Pour cela, une équipe d’une trentaine de personnes, composée d’éducateurs spécialisés, de formateurs, de psychologues, se relaiera auprès des jeunes adultes. Au programme, des cours d’histoire, de géopolitique, des leçons sur le "fait religieux" mais aussi du sport et des loisirs, tels que de la poterie, du slam ou encore de la capoeira. Les "élèves", auxquels trois tenues seront fournies – une pour le quotidien, une pour le sport et une pour les sorties – devront effectuer le "lever des couleurs" (du drapeau français) une fois par semaine. Plusieurs aumôniers, dont des imams, seront aussi à disposition. Mais la pratique de la religion restera cantonnée à l’espace privé, c’est-à-dire aux chambres.
Parmi les activités proposées par l'"éducateur de nuit", de la poterie, du slam et de la capoiera #BeaumontenVeron pic.twitter.com/OtSrLArwBK
— Catherine Fournier (@cathfournier) 13 septembre 2016
Un chantier épineux
Quel budget pour tout cela ? Dans la salle surchauffée de la conférence de presse, Murielle Domenach, la secrétaire générale du comité interministériel, ancienne consule à Istanbul, refuse de répondre, indiquant qu’il est impossible à évaluer a priori. Selon Le Monde, le coût d'un tel centre est estimé à un million d'euros de fonctionnement annuel en moyenne. Douze autres – un par région – doivent ouvrir courant 2017, financés par l’enveloppe du comité, qui reçoit 70 millions d'euros chaque année.

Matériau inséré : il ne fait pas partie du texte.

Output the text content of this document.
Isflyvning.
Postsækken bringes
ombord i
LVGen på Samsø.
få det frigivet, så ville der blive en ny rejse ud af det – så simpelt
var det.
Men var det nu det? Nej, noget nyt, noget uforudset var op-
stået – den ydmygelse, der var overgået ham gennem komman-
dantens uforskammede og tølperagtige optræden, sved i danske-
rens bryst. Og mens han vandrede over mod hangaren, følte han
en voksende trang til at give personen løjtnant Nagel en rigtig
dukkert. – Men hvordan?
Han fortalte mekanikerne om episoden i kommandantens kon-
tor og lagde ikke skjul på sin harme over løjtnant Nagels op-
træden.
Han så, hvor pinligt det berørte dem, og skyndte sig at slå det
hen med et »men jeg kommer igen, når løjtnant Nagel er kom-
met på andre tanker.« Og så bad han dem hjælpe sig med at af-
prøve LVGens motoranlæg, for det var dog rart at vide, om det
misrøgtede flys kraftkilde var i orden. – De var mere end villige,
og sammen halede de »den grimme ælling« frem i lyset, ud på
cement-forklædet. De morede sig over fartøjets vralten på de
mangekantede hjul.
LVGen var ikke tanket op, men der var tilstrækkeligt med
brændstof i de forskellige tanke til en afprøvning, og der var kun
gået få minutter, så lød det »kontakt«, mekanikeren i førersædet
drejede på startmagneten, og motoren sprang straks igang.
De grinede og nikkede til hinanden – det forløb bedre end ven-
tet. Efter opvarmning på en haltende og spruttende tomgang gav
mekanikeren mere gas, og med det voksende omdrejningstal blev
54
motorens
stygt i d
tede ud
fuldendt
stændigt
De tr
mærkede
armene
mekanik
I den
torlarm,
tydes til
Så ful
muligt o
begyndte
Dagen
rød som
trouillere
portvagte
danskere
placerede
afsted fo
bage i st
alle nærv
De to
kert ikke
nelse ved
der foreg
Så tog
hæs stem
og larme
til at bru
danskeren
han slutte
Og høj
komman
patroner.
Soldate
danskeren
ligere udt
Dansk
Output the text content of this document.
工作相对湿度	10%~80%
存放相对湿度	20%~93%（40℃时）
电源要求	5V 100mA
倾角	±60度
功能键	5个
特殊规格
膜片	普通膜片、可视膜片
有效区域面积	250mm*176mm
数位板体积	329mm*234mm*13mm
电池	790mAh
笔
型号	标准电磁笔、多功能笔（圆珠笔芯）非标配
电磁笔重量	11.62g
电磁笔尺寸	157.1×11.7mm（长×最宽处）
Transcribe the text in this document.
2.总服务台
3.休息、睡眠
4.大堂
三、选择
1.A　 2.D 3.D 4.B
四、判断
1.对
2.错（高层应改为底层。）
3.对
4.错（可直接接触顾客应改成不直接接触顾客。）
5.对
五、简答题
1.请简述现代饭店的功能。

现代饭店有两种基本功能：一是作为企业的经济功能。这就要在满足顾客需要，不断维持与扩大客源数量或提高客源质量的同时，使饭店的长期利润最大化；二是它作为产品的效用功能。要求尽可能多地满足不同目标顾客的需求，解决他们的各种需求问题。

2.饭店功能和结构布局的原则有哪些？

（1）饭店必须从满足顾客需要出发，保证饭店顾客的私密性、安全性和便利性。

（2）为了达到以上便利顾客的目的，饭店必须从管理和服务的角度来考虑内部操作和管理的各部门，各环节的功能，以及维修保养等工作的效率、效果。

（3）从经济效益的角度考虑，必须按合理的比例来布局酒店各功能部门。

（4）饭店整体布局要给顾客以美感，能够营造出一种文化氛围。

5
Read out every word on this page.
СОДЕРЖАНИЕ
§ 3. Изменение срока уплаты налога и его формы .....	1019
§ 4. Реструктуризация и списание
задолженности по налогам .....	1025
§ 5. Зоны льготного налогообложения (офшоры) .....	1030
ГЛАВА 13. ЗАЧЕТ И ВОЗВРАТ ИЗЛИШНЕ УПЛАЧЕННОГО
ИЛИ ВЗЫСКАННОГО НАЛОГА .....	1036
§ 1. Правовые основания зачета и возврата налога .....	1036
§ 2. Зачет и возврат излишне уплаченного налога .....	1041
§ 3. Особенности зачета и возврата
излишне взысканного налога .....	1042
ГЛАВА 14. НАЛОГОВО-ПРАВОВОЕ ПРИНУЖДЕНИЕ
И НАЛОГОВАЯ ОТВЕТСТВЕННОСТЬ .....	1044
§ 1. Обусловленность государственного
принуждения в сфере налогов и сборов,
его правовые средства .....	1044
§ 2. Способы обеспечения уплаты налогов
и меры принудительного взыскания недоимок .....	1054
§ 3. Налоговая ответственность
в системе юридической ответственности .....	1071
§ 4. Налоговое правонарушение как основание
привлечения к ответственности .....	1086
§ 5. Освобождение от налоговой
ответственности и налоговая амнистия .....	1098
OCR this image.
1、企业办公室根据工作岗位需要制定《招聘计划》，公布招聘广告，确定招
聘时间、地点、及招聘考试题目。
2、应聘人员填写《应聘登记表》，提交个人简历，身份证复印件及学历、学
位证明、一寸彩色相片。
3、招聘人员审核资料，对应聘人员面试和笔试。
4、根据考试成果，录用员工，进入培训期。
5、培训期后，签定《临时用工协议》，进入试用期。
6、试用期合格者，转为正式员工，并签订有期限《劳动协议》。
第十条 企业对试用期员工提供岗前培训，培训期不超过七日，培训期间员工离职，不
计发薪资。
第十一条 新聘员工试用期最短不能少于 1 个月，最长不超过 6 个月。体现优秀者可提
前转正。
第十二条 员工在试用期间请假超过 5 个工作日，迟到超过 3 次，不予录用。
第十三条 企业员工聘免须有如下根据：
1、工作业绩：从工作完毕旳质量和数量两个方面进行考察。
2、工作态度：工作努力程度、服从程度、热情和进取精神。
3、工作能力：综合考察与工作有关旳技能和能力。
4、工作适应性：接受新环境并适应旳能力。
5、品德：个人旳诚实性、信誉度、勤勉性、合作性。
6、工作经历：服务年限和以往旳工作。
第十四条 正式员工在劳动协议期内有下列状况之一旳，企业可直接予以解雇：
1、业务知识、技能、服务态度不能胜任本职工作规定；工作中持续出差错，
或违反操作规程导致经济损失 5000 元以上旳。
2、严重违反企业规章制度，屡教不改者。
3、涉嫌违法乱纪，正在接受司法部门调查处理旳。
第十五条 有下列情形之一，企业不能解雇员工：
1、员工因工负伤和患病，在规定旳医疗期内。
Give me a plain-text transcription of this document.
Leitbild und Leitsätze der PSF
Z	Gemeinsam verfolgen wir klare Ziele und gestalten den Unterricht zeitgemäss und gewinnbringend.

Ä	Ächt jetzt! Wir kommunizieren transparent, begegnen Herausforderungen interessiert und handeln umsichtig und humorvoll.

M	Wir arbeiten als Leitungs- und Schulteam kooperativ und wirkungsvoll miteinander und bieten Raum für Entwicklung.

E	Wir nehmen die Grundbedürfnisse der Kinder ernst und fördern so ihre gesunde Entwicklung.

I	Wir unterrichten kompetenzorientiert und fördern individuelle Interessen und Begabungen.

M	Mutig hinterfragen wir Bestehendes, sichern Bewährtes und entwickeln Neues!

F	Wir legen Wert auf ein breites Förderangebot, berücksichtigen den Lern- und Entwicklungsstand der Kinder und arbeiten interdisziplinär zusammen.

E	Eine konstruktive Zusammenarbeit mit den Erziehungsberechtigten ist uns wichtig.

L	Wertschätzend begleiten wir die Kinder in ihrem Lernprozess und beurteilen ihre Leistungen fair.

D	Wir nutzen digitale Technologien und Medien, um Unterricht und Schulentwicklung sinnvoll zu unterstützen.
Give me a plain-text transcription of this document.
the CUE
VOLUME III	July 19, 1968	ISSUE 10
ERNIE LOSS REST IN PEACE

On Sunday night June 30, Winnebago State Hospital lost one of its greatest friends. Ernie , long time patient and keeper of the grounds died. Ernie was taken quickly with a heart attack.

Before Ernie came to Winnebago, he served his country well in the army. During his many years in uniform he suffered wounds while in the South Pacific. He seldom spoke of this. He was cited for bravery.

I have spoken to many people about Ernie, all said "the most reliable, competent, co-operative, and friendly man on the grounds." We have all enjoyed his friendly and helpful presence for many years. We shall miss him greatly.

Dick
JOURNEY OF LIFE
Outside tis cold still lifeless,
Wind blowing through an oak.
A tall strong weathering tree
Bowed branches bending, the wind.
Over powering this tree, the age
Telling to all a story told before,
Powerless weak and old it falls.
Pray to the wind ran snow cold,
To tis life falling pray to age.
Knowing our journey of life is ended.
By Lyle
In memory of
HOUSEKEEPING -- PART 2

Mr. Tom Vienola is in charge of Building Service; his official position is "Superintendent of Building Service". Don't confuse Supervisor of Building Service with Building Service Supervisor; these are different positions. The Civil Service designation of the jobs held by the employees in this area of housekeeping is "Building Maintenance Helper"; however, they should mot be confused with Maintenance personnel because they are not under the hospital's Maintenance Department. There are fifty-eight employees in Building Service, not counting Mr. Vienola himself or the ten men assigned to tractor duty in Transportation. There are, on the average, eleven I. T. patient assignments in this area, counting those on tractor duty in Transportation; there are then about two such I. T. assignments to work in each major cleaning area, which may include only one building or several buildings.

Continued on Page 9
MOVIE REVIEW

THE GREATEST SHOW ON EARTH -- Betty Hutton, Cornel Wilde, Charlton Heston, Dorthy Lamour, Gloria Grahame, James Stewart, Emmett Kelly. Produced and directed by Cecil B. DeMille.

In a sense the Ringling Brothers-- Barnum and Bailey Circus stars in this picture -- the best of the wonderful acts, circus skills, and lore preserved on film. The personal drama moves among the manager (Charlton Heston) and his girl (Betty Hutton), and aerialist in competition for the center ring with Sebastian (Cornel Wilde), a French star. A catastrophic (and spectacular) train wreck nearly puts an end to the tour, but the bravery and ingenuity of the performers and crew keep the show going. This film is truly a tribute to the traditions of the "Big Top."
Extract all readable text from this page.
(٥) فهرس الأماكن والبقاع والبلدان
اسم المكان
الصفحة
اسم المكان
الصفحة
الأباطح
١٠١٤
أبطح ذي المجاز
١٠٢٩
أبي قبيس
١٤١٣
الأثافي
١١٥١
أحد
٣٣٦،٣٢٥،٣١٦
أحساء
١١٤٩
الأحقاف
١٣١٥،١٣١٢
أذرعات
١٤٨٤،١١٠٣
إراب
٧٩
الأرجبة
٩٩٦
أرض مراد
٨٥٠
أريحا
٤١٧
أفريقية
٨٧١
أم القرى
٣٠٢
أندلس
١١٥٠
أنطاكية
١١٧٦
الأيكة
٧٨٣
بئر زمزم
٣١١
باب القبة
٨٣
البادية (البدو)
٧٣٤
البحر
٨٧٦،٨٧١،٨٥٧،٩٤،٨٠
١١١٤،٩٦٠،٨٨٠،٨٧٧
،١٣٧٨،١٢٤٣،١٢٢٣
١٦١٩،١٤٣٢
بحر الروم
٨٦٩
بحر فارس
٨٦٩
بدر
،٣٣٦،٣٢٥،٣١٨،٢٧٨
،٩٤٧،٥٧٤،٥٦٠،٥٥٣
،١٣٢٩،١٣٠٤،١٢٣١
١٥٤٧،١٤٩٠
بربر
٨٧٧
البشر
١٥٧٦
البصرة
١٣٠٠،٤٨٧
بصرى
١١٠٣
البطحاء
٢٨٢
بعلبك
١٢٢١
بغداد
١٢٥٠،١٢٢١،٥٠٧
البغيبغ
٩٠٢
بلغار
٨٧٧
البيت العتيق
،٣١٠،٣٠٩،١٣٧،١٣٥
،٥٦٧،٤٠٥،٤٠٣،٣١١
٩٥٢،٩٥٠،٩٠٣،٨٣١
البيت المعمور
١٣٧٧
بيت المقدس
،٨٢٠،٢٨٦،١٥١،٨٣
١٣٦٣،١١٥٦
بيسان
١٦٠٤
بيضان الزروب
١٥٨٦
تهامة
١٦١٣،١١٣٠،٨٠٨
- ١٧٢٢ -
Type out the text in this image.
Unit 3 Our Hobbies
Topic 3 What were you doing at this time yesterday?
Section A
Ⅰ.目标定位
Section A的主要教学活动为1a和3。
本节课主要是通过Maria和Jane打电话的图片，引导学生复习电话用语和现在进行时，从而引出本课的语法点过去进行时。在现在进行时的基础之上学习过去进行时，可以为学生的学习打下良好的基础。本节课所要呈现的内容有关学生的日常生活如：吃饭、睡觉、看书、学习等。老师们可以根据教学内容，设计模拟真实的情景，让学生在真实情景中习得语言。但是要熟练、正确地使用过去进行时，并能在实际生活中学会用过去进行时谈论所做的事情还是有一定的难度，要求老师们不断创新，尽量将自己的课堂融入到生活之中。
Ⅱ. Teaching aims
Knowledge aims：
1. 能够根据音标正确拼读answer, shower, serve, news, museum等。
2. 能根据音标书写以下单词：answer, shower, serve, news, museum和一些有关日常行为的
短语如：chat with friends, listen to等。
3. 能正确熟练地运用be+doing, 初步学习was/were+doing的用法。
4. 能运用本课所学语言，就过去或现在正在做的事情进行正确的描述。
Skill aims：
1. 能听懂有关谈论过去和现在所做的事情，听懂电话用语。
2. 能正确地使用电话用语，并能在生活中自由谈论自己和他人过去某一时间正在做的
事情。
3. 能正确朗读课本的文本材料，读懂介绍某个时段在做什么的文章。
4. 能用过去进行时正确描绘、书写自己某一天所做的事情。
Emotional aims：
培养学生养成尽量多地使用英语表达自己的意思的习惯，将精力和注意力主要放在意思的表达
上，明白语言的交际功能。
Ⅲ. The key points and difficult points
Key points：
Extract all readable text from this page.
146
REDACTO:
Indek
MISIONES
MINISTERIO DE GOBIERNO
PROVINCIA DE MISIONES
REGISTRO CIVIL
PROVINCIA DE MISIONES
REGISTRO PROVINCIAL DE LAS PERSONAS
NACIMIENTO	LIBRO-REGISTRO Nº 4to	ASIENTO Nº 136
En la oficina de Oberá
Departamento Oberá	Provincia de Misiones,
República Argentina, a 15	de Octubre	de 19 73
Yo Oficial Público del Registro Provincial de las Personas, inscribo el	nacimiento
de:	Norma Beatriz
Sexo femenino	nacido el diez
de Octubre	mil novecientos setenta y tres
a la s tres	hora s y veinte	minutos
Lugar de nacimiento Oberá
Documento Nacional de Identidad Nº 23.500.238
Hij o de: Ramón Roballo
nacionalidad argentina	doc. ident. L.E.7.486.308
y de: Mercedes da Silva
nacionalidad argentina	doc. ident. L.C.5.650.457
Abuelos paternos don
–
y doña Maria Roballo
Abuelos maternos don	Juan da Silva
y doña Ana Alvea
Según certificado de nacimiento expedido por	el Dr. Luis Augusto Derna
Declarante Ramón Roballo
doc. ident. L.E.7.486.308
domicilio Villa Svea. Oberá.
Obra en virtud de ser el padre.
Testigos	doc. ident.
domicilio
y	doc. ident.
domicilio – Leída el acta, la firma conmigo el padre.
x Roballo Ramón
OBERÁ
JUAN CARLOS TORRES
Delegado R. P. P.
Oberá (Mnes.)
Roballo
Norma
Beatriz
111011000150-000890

Le centre de Beaumont-en-Véron fait figure de pionnier et en cela, sa tâche est vertigineuse. L’objectif affiché est justement d’empêcher cette poignée de jeunes adultes, une goutte d’eau parmi les 15 000 radicalisés chiffrés par Manuel Valls, de "basculer" dans la violence. Dans l'épineux chantier de la déradicalisation, les autorités marchent sur un fil. Comme le souligne sur le site Les Jours (article payant) le spécialiste de la jihadosphère David Thomson, ce terme est d’ailleurs de moins en moins employé, après les échecs des programmes mis en place jusqu’à présent.
"Il faut accepter l'échec"
A Beaumont-en-Véron, la terminologie passe plutôt par le préfixe "ré", souligne Murielle Domenach. "On est dans une démarche de 'ré-engagement' et de 'réinsertion'", plaide la diplomate. Un saut dans l’inconnu qui n’est pas sans risque d’échec, le regroupement d’individus radicalisés dans les unités dédiées en prison étant loin d’avoir fait ses preuves. "Ce sont des phénomènes complexes", reconnaît Murielle Domenach, pointant une "ambivalence entre une volonté de vie et une pulsion de mort" chez ces jeunes qui "sont au tout début du processus" de radicalisation.
L’irresponsabilité serait de ne rien faire.
"C’est la prévention pure et dure, glisse une chargée de communication en marge de la visite. En prison, il est souvent déjà trop tard." Au bout des dix mois, les membres du groupe sont censés repartir avec un projet professionnel. Le séjour est-il renouvelable ? "Pourquoi pas, mais il faut aussi accepter l’échec", répond Pierre Pibarot. Il assure toutefois qu’aucun de ces jeunes adultes ne sera relâché dans la nature sans filet.